Unsicherheit im Orchester

Ich sehe ein Kinderfoto von mir, auf dem ich fröhlich bin und denke dann, dass ich bzw. meine Persönlichkeit durch die Krankheit zerstört ist.

Ich denke an die Mitschüler aus meiner alten IT-Klasse. Einer von ihnen hat mal zu einem anderen Schüler gesagt: „Hattest du keine Kindheit“. Dann denke ich an die Kindheit dieser Mitschüler und dass sie das Leben spüren und ich keinen Bezug mehr zu meiner Kindheit habe. Ich frage mich, ob ich eine Seele habe.

Ich höre das Lied „Show me the way“ von Inna in meinem Kopf. Ich denke dann daran, dass ich kein Inneres mehr habe.

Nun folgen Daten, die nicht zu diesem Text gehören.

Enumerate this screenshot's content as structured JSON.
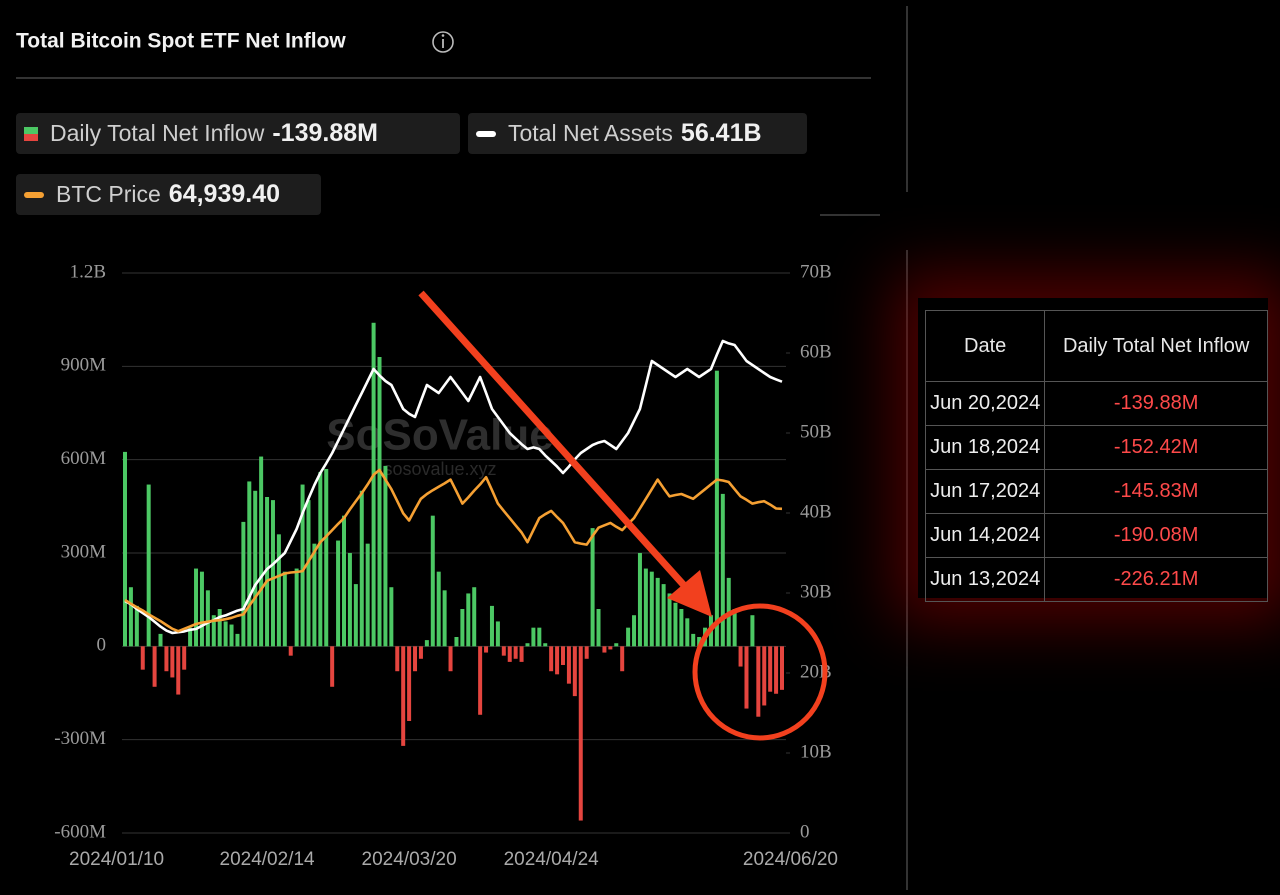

Ich denke an mein früheres Facebookprofil, als ich noch gesund war. Ich denke daran, dass ich damals noch ein Inneres hatte und wusste, wer ich bin. Ich denke an meine Identität. Früher habe ich in einem Orchester Geige gespielt. Ich denke daran, wie ich damals im Orchester war als ich noch gesund war. Dann denke ich, wie es wäre wenn ich heute im Orchester mitspielen würde. Ich stelle mir die Szene bildlich vor, wie ich im Orchesterraum sitze und als neues Mitglied vorgestellt werde. Ich stelle mir vor, wie ich dort ohne Persönlichkeit und ohne Selbstbewusstsein rumsitzen würde.

Ich höre das Lied „Countdown“ von Beyonce in meinem Kopf. Ich googel Beyonces Alter und erfahre, dass sie schon 36 ist. Dann denke ich an ihren Tod und sehe den Tod im Älterwerden. Dann denke ich, dass meine Cousine Christine das Leben sieht und nicht den Tod. Ich denke daran, wie gesunde Menschen auf das Leben fokussiert sind und nicht auf den Tod, so wie ich. Ich denke, dass wenn Menschen auf ein Konzert gehen, sie etwas erleben.

Ich denke daran, dass ich mich vor meiner Krankheit überhaupt nicht psycho gefühlt habe und dass ich mich mit der Krankheit schon oft Psycho gefühlt habe.

Ich sehe bildlich eine Szene in meinem Kopf, in der ich gesund im Garten meiner Oma entlang ging. Ich wünschte, ich könnte wieder so sein wie zu diesem Zeitpunkt. Ich denke daran, dass meine Schwester kein Psycho ist und sich innerlich auch nicht so fühlt. Ich höre das Lied „This is what you came for“ von Rihanna in meinem Kopf.